Anyó is a passionate scientist who has lived on the fringes of academia. Son is his adopted world. He is also the one who, in practice, takes care of the church's Gothic paintings, an altarpiece from the 15th century preserved in situ, by Pere d’Espallargues. It is the only one in the Valls d’Àneu that remains in its original location. It is perfectly restored. The stone fonts for oil and baptism are also admirable.

Another essential character for understanding Pallaresa life is the writer Ferran Rella, from Esterri d'Àneu, the cultural soul of the valleys, which this year celebrates the 35th anniversary of Dansàneu. Without him, culture would not have flourished as it has in this corner of the Pyrenees. Among his latest initiatives is the graphic book Les Valls d’Àneu desaparegudes (Efadós), where, as Martí Domínguez says in the prologue, "Ferran Rella reaps, plows memory anew" with that essential touch of nostalgia and affection. The images, again, like those collected by Anyó, are evocative of a 20th century that experienced the transition from the rural world to electrical and tourist modernity.

The Àneu Valleys, a Pyrenean dead-end for centuries, from 1924 onwards, with the opening of the Bonaigua pass, which connected them by road with Aran, and in the 50s with the hydroelectric power plants that took advantage of the water from the winding Noguera Pallaresa, left behind a mountain-enclosed life, encapsulated in time.

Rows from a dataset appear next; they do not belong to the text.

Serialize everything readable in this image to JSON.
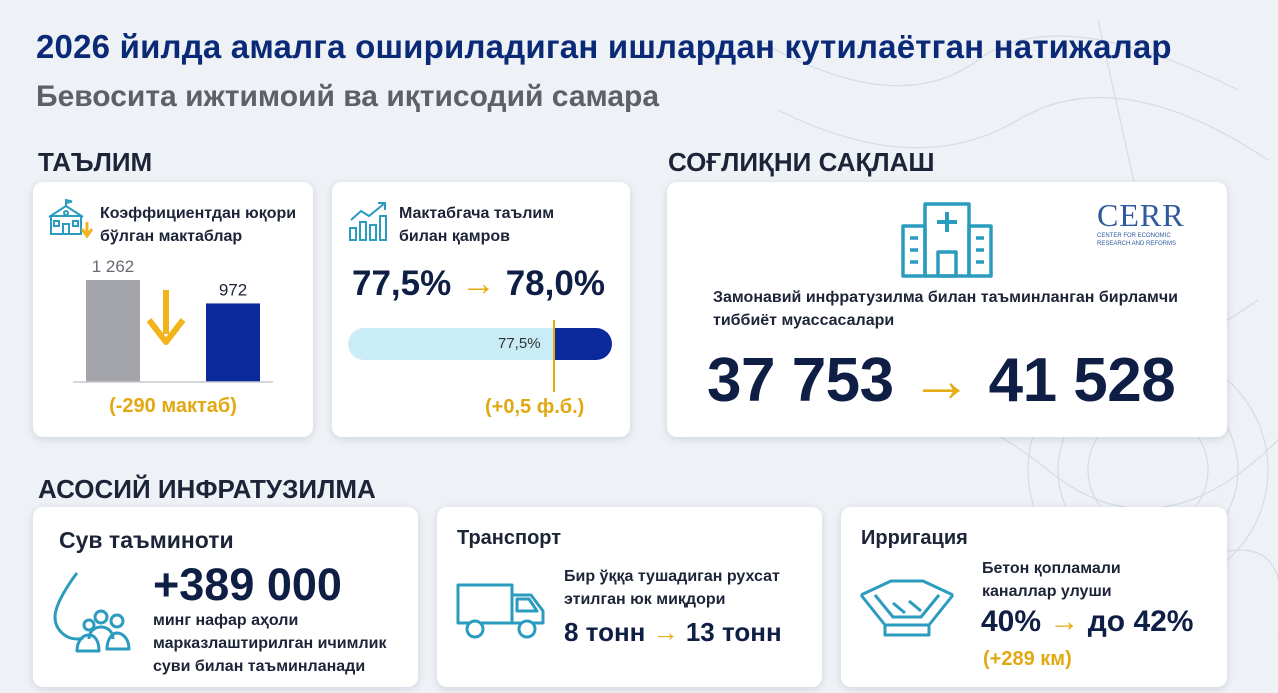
{
  "header": {
    "title": "2026 йилда амалга ошириладиган ишлардан кутилаётган натижалар",
    "subtitle": "Бевосита ижтимоий ва иқтисодий самара"
  },
  "education": {
    "section_title": "ТАЪЛИМ",
    "schools": {
      "label": "Коэффициентдан юқори бўлган мактаблар",
      "before": 1262,
      "before_text": "1 262",
      "after": 972,
      "after_text": "972",
      "change_text": "(-290 мактаб)",
      "colors": {
        "before": "#a3a5ab",
        "after": "#0a2a9c",
        "arrow": "#f2b41a"
      }
    },
    "preschool": {
      "label": "Мактабгача таълим билан қамров",
      "from": "77,5%",
      "arrow": "→",
      "to": "78,0%",
      "bar_marker_text": "77,5%",
      "progress_value": 0.78,
      "change_text": "(+0,5 ф.б.)",
      "colors": {
        "bar_base": "#c9ecf7",
        "bar_fill": "#0a2a9c"
      }
    }
  },
  "health": {
    "section_title": "СОҒЛИҚНИ САҚЛАШ",
    "logo_text": "CERR",
    "logo_subtext_1": "CENTER FOR ECONOMIC",
    "logo_subtext_2": "RESEARCH AND REFORMS",
    "label": "Замонавий инфратузилма билан таъминланган бирламчи тиббиёт муассасалари",
    "from": "37 753",
    "arrow": "→",
    "to": "41 528",
    "icon": "hospital-icon"
  },
  "infrastructure": {
    "section_title": "АСОСИЙ ИНФРАТУЗИЛМА",
    "water": {
      "title": "Сув таъминоти",
      "value": "+389 000",
      "description": "минг нафар аҳоли марказлаштирилган ичимлик суви билан таъминланади",
      "icon": "water-people-icon"
    },
    "transport": {
      "title": "Транспорт",
      "label": "Бир ўққа тушадиган рухсат этилган юк миқдори",
      "from": "8 тонн",
      "arrow": "→",
      "to": "13 тонн",
      "icon": "truck-icon"
    },
    "irrigation": {
      "title": "Ирригация",
      "label": "Бетон қопламали каналлар улуши",
      "from": "40%",
      "arrow": "→",
      "to": "до 42%",
      "change_text": "(+289 км)",
      "icon": "canal-icon"
    }
  }
}
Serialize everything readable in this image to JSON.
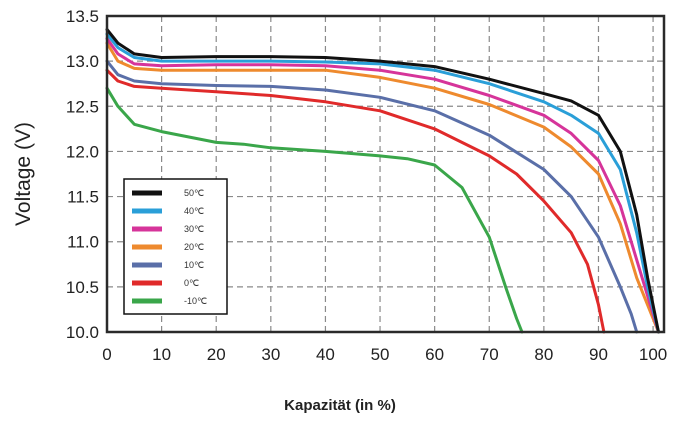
{
  "chart_data": {
    "type": "line",
    "xlabel": "Kapazität (in %)",
    "ylabel": "Voltage (V)",
    "xlim": [
      0,
      102
    ],
    "ylim": [
      10.0,
      13.5
    ],
    "x_ticks": [
      "0",
      "10",
      "20",
      "30",
      "40",
      "50",
      "60",
      "70",
      "80",
      "90",
      "100"
    ],
    "y_ticks": [
      "10.0",
      "10.5",
      "11.0",
      "11.5",
      "12.0",
      "12.5",
      "13.0",
      "13.5"
    ],
    "grid": true,
    "legend_position": "lower-left",
    "series": [
      {
        "name": "50℃",
        "color": "#111111",
        "points": [
          [
            0,
            13.35
          ],
          [
            2,
            13.2
          ],
          [
            5,
            13.08
          ],
          [
            10,
            13.04
          ],
          [
            20,
            13.05
          ],
          [
            30,
            13.05
          ],
          [
            40,
            13.04
          ],
          [
            50,
            13.0
          ],
          [
            60,
            12.94
          ],
          [
            70,
            12.8
          ],
          [
            80,
            12.64
          ],
          [
            85,
            12.56
          ],
          [
            90,
            12.4
          ],
          [
            94,
            12.0
          ],
          [
            97,
            11.3
          ],
          [
            99,
            10.6
          ],
          [
            101,
            10.0
          ]
        ]
      },
      {
        "name": "40℃",
        "color": "#2a9fd8",
        "points": [
          [
            0,
            13.3
          ],
          [
            2,
            13.15
          ],
          [
            5,
            13.04
          ],
          [
            10,
            13.0
          ],
          [
            20,
            13.0
          ],
          [
            30,
            13.0
          ],
          [
            40,
            12.99
          ],
          [
            50,
            12.97
          ],
          [
            60,
            12.9
          ],
          [
            70,
            12.75
          ],
          [
            80,
            12.55
          ],
          [
            85,
            12.4
          ],
          [
            90,
            12.2
          ],
          [
            94,
            11.8
          ],
          [
            97,
            11.1
          ],
          [
            99,
            10.5
          ],
          [
            101,
            10.0
          ]
        ]
      },
      {
        "name": "30℃",
        "color": "#d6349a",
        "points": [
          [
            0,
            13.25
          ],
          [
            2,
            13.08
          ],
          [
            5,
            12.97
          ],
          [
            10,
            12.95
          ],
          [
            20,
            12.96
          ],
          [
            30,
            12.96
          ],
          [
            40,
            12.95
          ],
          [
            50,
            12.9
          ],
          [
            60,
            12.8
          ],
          [
            70,
            12.62
          ],
          [
            80,
            12.4
          ],
          [
            85,
            12.2
          ],
          [
            90,
            11.9
          ],
          [
            94,
            11.4
          ],
          [
            97,
            10.8
          ],
          [
            99,
            10.4
          ],
          [
            101,
            10.0
          ]
        ]
      },
      {
        "name": "20℃",
        "color": "#ee8a2e",
        "points": [
          [
            0,
            13.2
          ],
          [
            2,
            13.0
          ],
          [
            5,
            12.92
          ],
          [
            10,
            12.9
          ],
          [
            20,
            12.9
          ],
          [
            30,
            12.9
          ],
          [
            40,
            12.9
          ],
          [
            50,
            12.82
          ],
          [
            60,
            12.7
          ],
          [
            70,
            12.52
          ],
          [
            80,
            12.27
          ],
          [
            85,
            12.05
          ],
          [
            90,
            11.75
          ],
          [
            94,
            11.2
          ],
          [
            97,
            10.6
          ],
          [
            99,
            10.3
          ],
          [
            101,
            10.0
          ]
        ]
      },
      {
        "name": "10℃",
        "color": "#5a6fa8",
        "points": [
          [
            0,
            13.0
          ],
          [
            2,
            12.85
          ],
          [
            5,
            12.78
          ],
          [
            10,
            12.75
          ],
          [
            20,
            12.73
          ],
          [
            30,
            12.72
          ],
          [
            40,
            12.68
          ],
          [
            50,
            12.6
          ],
          [
            60,
            12.45
          ],
          [
            70,
            12.18
          ],
          [
            80,
            11.8
          ],
          [
            85,
            11.5
          ],
          [
            90,
            11.05
          ],
          [
            94,
            10.5
          ],
          [
            96,
            10.2
          ],
          [
            97,
            10.0
          ]
        ]
      },
      {
        "name": "0℃",
        "color": "#e02a2a",
        "points": [
          [
            0,
            12.9
          ],
          [
            2,
            12.78
          ],
          [
            5,
            12.72
          ],
          [
            10,
            12.7
          ],
          [
            20,
            12.66
          ],
          [
            30,
            12.62
          ],
          [
            40,
            12.55
          ],
          [
            50,
            12.45
          ],
          [
            60,
            12.25
          ],
          [
            70,
            11.95
          ],
          [
            75,
            11.75
          ],
          [
            80,
            11.45
          ],
          [
            85,
            11.1
          ],
          [
            88,
            10.75
          ],
          [
            90,
            10.3
          ],
          [
            91,
            10.0
          ]
        ]
      },
      {
        "name": "-10℃",
        "color": "#3aa64a",
        "points": [
          [
            0,
            12.7
          ],
          [
            2,
            12.5
          ],
          [
            5,
            12.3
          ],
          [
            10,
            12.22
          ],
          [
            20,
            12.1
          ],
          [
            25,
            12.08
          ],
          [
            30,
            12.04
          ],
          [
            40,
            12.0
          ],
          [
            50,
            11.95
          ],
          [
            55,
            11.92
          ],
          [
            60,
            11.85
          ],
          [
            65,
            11.6
          ],
          [
            70,
            11.05
          ],
          [
            73,
            10.5
          ],
          [
            75,
            10.15
          ],
          [
            76,
            10.0
          ]
        ]
      }
    ]
  }
}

The last peak moment was the business that Pallaresa farmhouses did during World War II, selling herds of hoofed animals to the allies: mares, mules, donkeys... In Son, some made a lot of money.

One of the first cars that drove the Bonaigua port road, in the image in Esterri d'Àneu.

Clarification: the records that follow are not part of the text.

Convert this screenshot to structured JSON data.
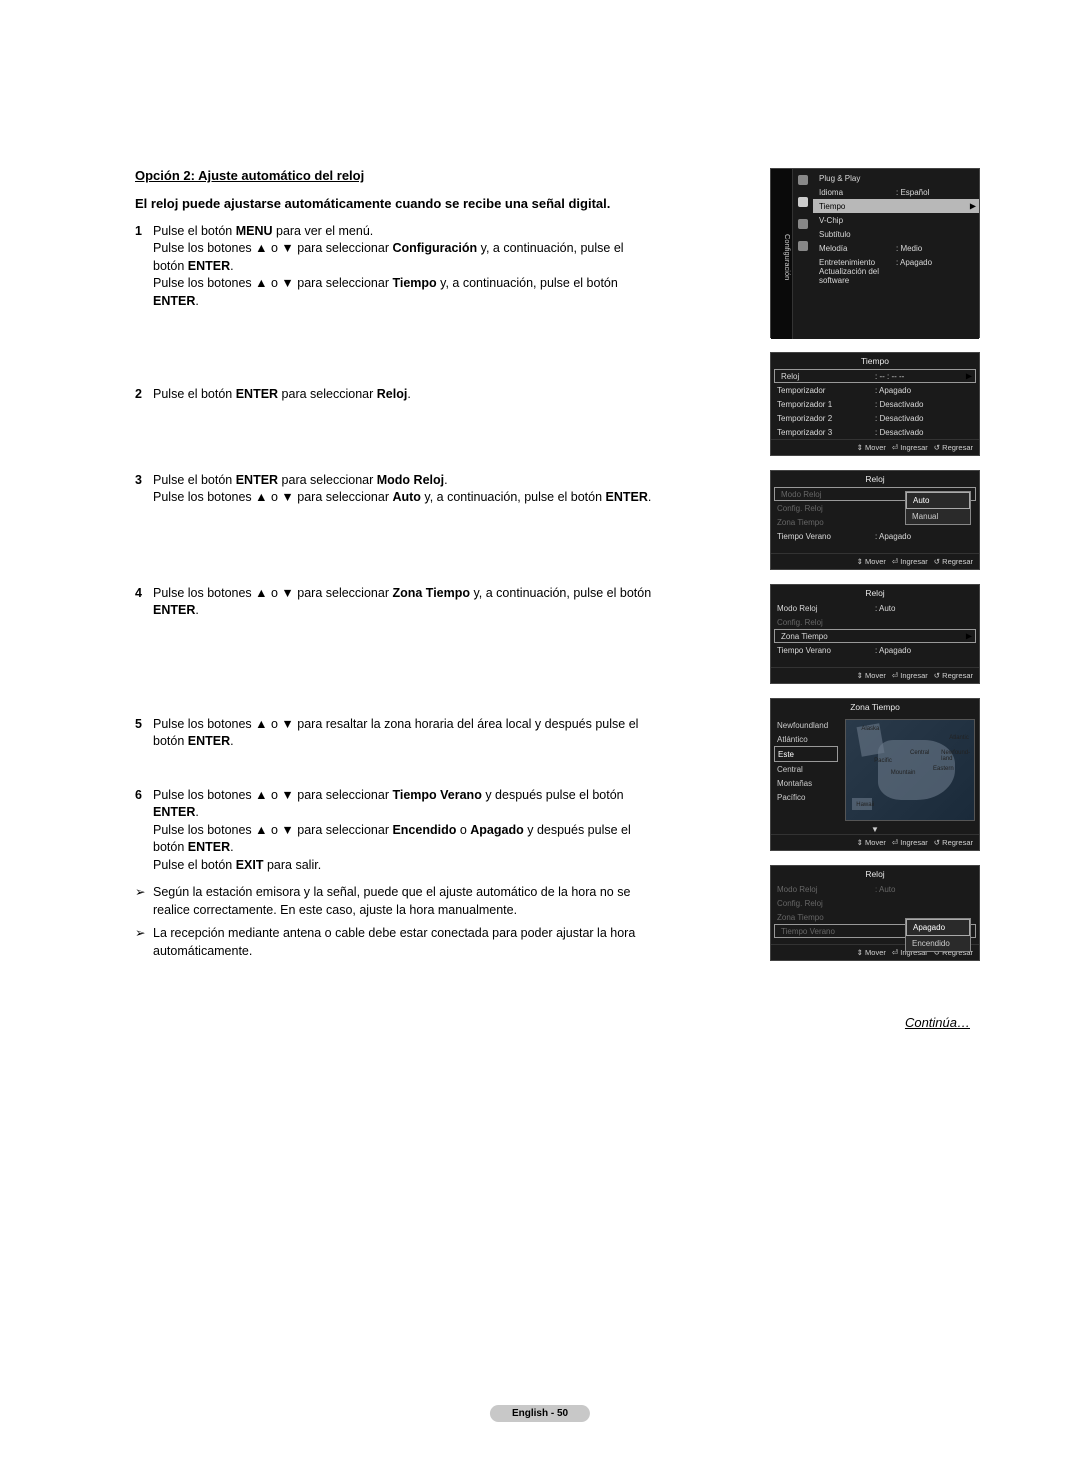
{
  "title": "Opción 2: Ajuste automático del reloj",
  "lead": "El reloj puede ajustarse automáticamente cuando se recibe una señal digital.",
  "steps": [
    {
      "num": "1",
      "html": "Pulse el botón <b>MENU</b> para ver el menú.<br>Pulse los botones ▲ o ▼ para seleccionar <b>Configuración</b> y, a continuación, pulse el botón <b>ENTER</b>.<br>Pulse los botones ▲ o ▼ para seleccionar <b>Tiempo</b> y, a continuación, pulse el botón <b>ENTER</b>.",
      "spacer": "spacer-1"
    },
    {
      "num": "2",
      "html": "Pulse el botón <b>ENTER</b> para seleccionar <b>Reloj</b>.",
      "spacer": "spacer-2"
    },
    {
      "num": "3",
      "html": "Pulse el botón <b>ENTER</b> para seleccionar <b>Modo Reloj</b>.<br>Pulse los botones ▲ o ▼ para seleccionar <b>Auto</b> y, a continuación, pulse el botón <b>ENTER</b>.",
      "spacer": "spacer-3"
    },
    {
      "num": "4",
      "html": "Pulse los botones ▲ o ▼ para seleccionar <b>Zona Tiempo</b> y, a continuación, pulse el botón <b>ENTER</b>.",
      "spacer": "spacer-4"
    },
    {
      "num": "5",
      "html": "Pulse los botones ▲ o ▼ para resaltar la zona horaria del área local y después pulse el botón <b>ENTER</b>.",
      "spacer": "spacer-5"
    },
    {
      "num": "6",
      "html": "Pulse los botones ▲ o ▼ para seleccionar <b>Tiempo Verano</b> y después pulse el botón <b>ENTER</b>.<br>Pulse los botones ▲ o ▼ para seleccionar <b>Encendido</b> o <b>Apagado</b> y después pulse el botón <b>ENTER</b>.<br>Pulse el botón <b>EXIT</b> para salir.",
      "spacer": ""
    }
  ],
  "notes": [
    "Según la estación emisora y la señal, puede que el ajuste automático de la hora no se realice correctamente. En este caso, ajuste la hora manualmente.",
    "La recepción mediante antena o cable debe estar conectada para poder ajustar la hora automáticamente."
  ],
  "continua": "Continúa…",
  "footer": "English - 50",
  "panels": {
    "config": {
      "tab": "Configuración",
      "rows": [
        {
          "k": "Plug & Play",
          "v": ""
        },
        {
          "k": "Idioma",
          "v": ": Español"
        },
        {
          "k": "Tiempo",
          "v": "",
          "sel": true,
          "arrow": "▶"
        },
        {
          "k": "V-Chip",
          "v": ""
        },
        {
          "k": "Subtítulo",
          "v": ""
        },
        {
          "k": "Melodía",
          "v": ": Medio"
        },
        {
          "k": "Entretenimiento",
          "v": ": Apagado"
        },
        {
          "k": "Actualización del software",
          "v": ""
        }
      ]
    },
    "tiempo": {
      "title": "Tiempo",
      "rows": [
        {
          "k": "Reloj",
          "v": ": -- : -- --",
          "hl": true,
          "arrow": "▶"
        },
        {
          "k": "Temporizador",
          "v": ": Apagado"
        },
        {
          "k": "Temporizador 1",
          "v": ": Desactivado"
        },
        {
          "k": "Temporizador 2",
          "v": ": Desactivado"
        },
        {
          "k": "Temporizador 3",
          "v": ": Desactivado"
        }
      ],
      "footer": [
        "⇕ Mover",
        "⏎ Ingresar",
        "↺ Regresar"
      ]
    },
    "reloj1": {
      "title": "Reloj",
      "rows": [
        {
          "k": "Modo Reloj",
          "v": "",
          "hl": true,
          "dim": true
        },
        {
          "k": "Config. Reloj",
          "v": "",
          "dim": true
        },
        {
          "k": "Zona Tiempo",
          "v": "",
          "dim": true
        },
        {
          "k": "Tiempo Verano",
          "v": ": Apagado"
        }
      ],
      "dropdown": [
        "Auto",
        "Manual"
      ],
      "footer": [
        "⇕ Mover",
        "⏎ Ingresar",
        "↺ Regresar"
      ]
    },
    "reloj2": {
      "title": "Reloj",
      "rows": [
        {
          "k": "Modo Reloj",
          "v": ": Auto"
        },
        {
          "k": "Config. Reloj",
          "v": "",
          "dim": true
        },
        {
          "k": "Zona Tiempo",
          "v": "",
          "hl": true,
          "arrow": "▶"
        },
        {
          "k": "Tiempo Verano",
          "v": ": Apagado"
        }
      ],
      "footer": [
        "⇕ Mover",
        "⏎ Ingresar",
        "↺ Regresar"
      ]
    },
    "zona": {
      "title": "Zona Tiempo",
      "items": [
        "Newfoundland",
        "Atlántico",
        "Este",
        "Central",
        "Montañas",
        "Pacífico"
      ],
      "sel": "Este",
      "maplabels": [
        "Alaska",
        "Pacific",
        "Mountain",
        "Central",
        "Eastern",
        "Atlantic",
        "Newfound-land",
        "Hawaii"
      ],
      "footer": [
        "⇕ Mover",
        "⏎ Ingresar",
        "↺ Regresar"
      ]
    },
    "reloj3": {
      "title": "Reloj",
      "rows": [
        {
          "k": "Modo Reloj",
          "v": ": Auto",
          "dim": true
        },
        {
          "k": "Config. Reloj",
          "v": "",
          "dim": true
        },
        {
          "k": "Zona Tiempo",
          "v": "",
          "dim": true
        },
        {
          "k": "Tiempo Verano",
          "v": "",
          "hl": true,
          "dim": true
        }
      ],
      "dropdown": [
        "Apagado",
        "Encendido"
      ],
      "footer": [
        "⇕ Mover",
        "⏎ Ingresar",
        "↺ Regresar"
      ]
    }
  }
}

The ancient world from which the Pallaresos came has somehow been preserved at Casa Gassia in Esterri, which houses the Ecomuseum of the Vall d'Àneu valleys, also promoted by Ferran Rella and inaugurated in 1994. By the standards of the time, it was a rich house. By today's standards, it is of a wild austerity. They must have endured a tremendous cold, or perhaps not so much, at least until the 14th century, when what is known as the Little Ice Age (1300-1850) began in Europe.

The large number of Romanesque churches scattered throughout these valleys, of a rustic beauty, in which Lombard influence prevails, are a reminder of secular religious dominance: in the valley, more than a hundred priests served at the same time. In the village of Son alone, there were eleven, spread across three churches, one of which has since disappeared. The Church was a very earthly spiritual power.

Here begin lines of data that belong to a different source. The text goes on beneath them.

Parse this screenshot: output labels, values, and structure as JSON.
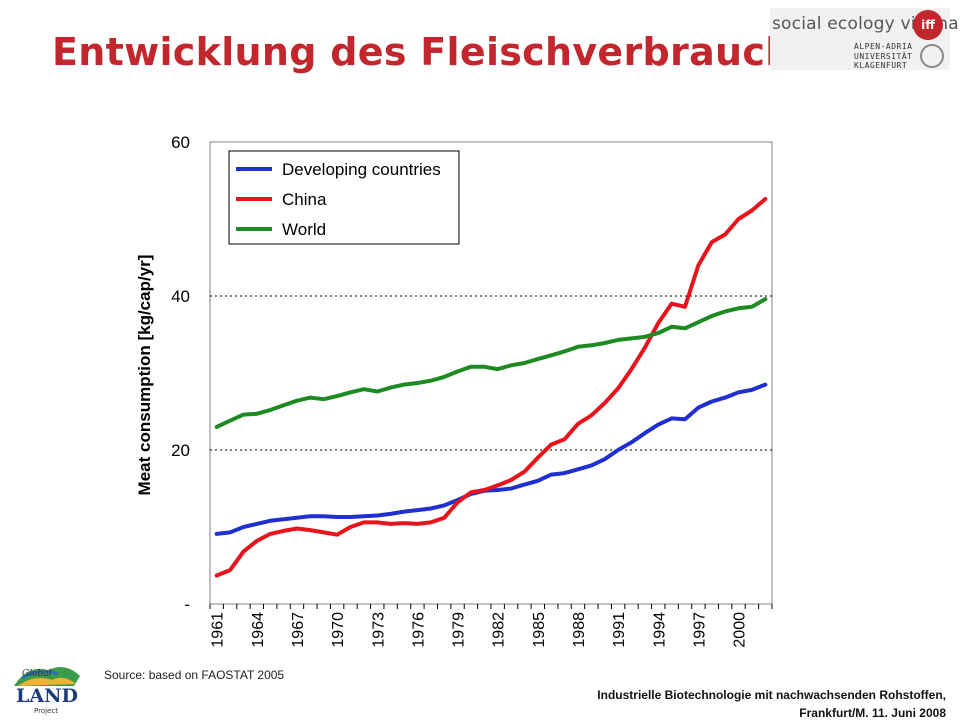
{
  "slide": {
    "title": "Entwicklung des Fleischverbrauches",
    "source": "Source: based on FAOSTAT 2005",
    "footer_line1": "Industrielle Biotechnologie mit nachwachsenden Rohstoffen,",
    "footer_line2": "Frankfurt/M. 11. Juni 2008"
  },
  "logos": {
    "social_ecology": "social ecology vienna",
    "iff": "iff",
    "university": "ALPEN-ADRIA\nUNIVERSITÄT\nKLAGENFURT",
    "global_land": "Global LAND Project"
  },
  "chart_data": {
    "type": "line",
    "ylabel": "Meat consumption [kg/cap/yr]",
    "ylim": [
      0,
      60
    ],
    "yticks": [
      "-",
      "20",
      "40",
      "60"
    ],
    "xticks": [
      "1961",
      "1964",
      "1967",
      "1970",
      "1973",
      "1976",
      "1979",
      "1982",
      "1985",
      "1988",
      "1991",
      "1994",
      "1997",
      "2000"
    ],
    "x": [
      1961,
      1962,
      1963,
      1964,
      1965,
      1966,
      1967,
      1968,
      1969,
      1970,
      1971,
      1972,
      1973,
      1974,
      1975,
      1976,
      1977,
      1978,
      1979,
      1980,
      1981,
      1982,
      1983,
      1984,
      1985,
      1986,
      1987,
      1988,
      1989,
      1990,
      1991,
      1992,
      1993,
      1994,
      1995,
      1996,
      1997,
      1998,
      1999,
      2000,
      2001,
      2002
    ],
    "grid": "dotted horizontal at 20 and 40",
    "legend": "top-left",
    "series": [
      {
        "name": "Developing countries",
        "color": "#1f2fd0",
        "values": [
          9.1,
          9.3,
          10.0,
          10.4,
          10.8,
          11.0,
          11.2,
          11.4,
          11.4,
          11.3,
          11.3,
          11.4,
          11.5,
          11.7,
          12.0,
          12.2,
          12.4,
          12.8,
          13.5,
          14.3,
          14.7,
          14.8,
          15.0,
          15.5,
          16.0,
          16.8,
          17.0,
          17.5,
          18.0,
          18.8,
          20.0,
          21.0,
          22.2,
          23.3,
          24.1,
          24.0,
          25.5,
          26.3,
          26.8,
          27.5,
          27.8,
          28.5
        ]
      },
      {
        "name": "China",
        "color": "#e8131b",
        "values": [
          3.7,
          4.4,
          6.8,
          8.2,
          9.1,
          9.5,
          9.8,
          9.6,
          9.3,
          9.0,
          10.0,
          10.6,
          10.6,
          10.4,
          10.5,
          10.4,
          10.6,
          11.2,
          13.2,
          14.5,
          14.8,
          15.4,
          16.1,
          17.2,
          19.0,
          20.7,
          21.4,
          23.4,
          24.5,
          26.1,
          28.0,
          30.5,
          33.3,
          36.5,
          39.0,
          38.6,
          44.0,
          47.0,
          48.0,
          50.0,
          51.1,
          52.6
        ]
      },
      {
        "name": "World",
        "color": "#1d8a22",
        "values": [
          23.0,
          23.8,
          24.6,
          24.7,
          25.2,
          25.8,
          26.4,
          26.8,
          26.6,
          27.0,
          27.5,
          27.9,
          27.6,
          28.1,
          28.5,
          28.7,
          29.0,
          29.5,
          30.2,
          30.8,
          30.8,
          30.5,
          31.0,
          31.3,
          31.8,
          32.3,
          32.8,
          33.4,
          33.6,
          33.9,
          34.3,
          34.5,
          34.7,
          35.2,
          36.0,
          35.8,
          36.6,
          37.4,
          38.0,
          38.4,
          38.6,
          39.6
        ]
      }
    ]
  }
}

Religion tinged everything, from the calendar to aesthetics. Anyó notes the exceptional Romanesque seraphim in the paintings of Pallars. Seraphim were the highest angels, closest to God, with their six wings with all-seeing eyes: the pharmacist Joaquim Morelló, who died 100 years ago, was the one who discovered the mural paintings of Santa Maria d'Àneu with the marvelous seraphim for Domènech i Montaner, Gudiol and Pijoan. Anyó also notes a peculiarity of the Madonnas, such as the one from the monastery of Sant Pere del Burgal, figures who in Romanesque times held a chalice or lamp in one hand, an early connection to the myth of the Holy Grail – perhaps due to Cathar influence? With the Gothic period, it disappears. Women lost power.

Anyó, Rella and, with them, many other scholars and activists have dedicated the last decades to continuing the pioneering work of the ethnographer Ramon Violant i Simorra (1903-1956), originally from Pallars Sobirà. Or to the testimony that Josep Maria Espinàs left in 1959, first in the magazine Destino and later in book format, about the livestock fair in Salàs, which would disappear just a few years later after six centuries of continuity. Today, in Salàs, there is another interesting period museum, the Botigues museum.

This year, the abundant spring has once again tinged the Vall d'Àneu valleys with a dazzling green. Come to Àneu to walk and read a resurrected past.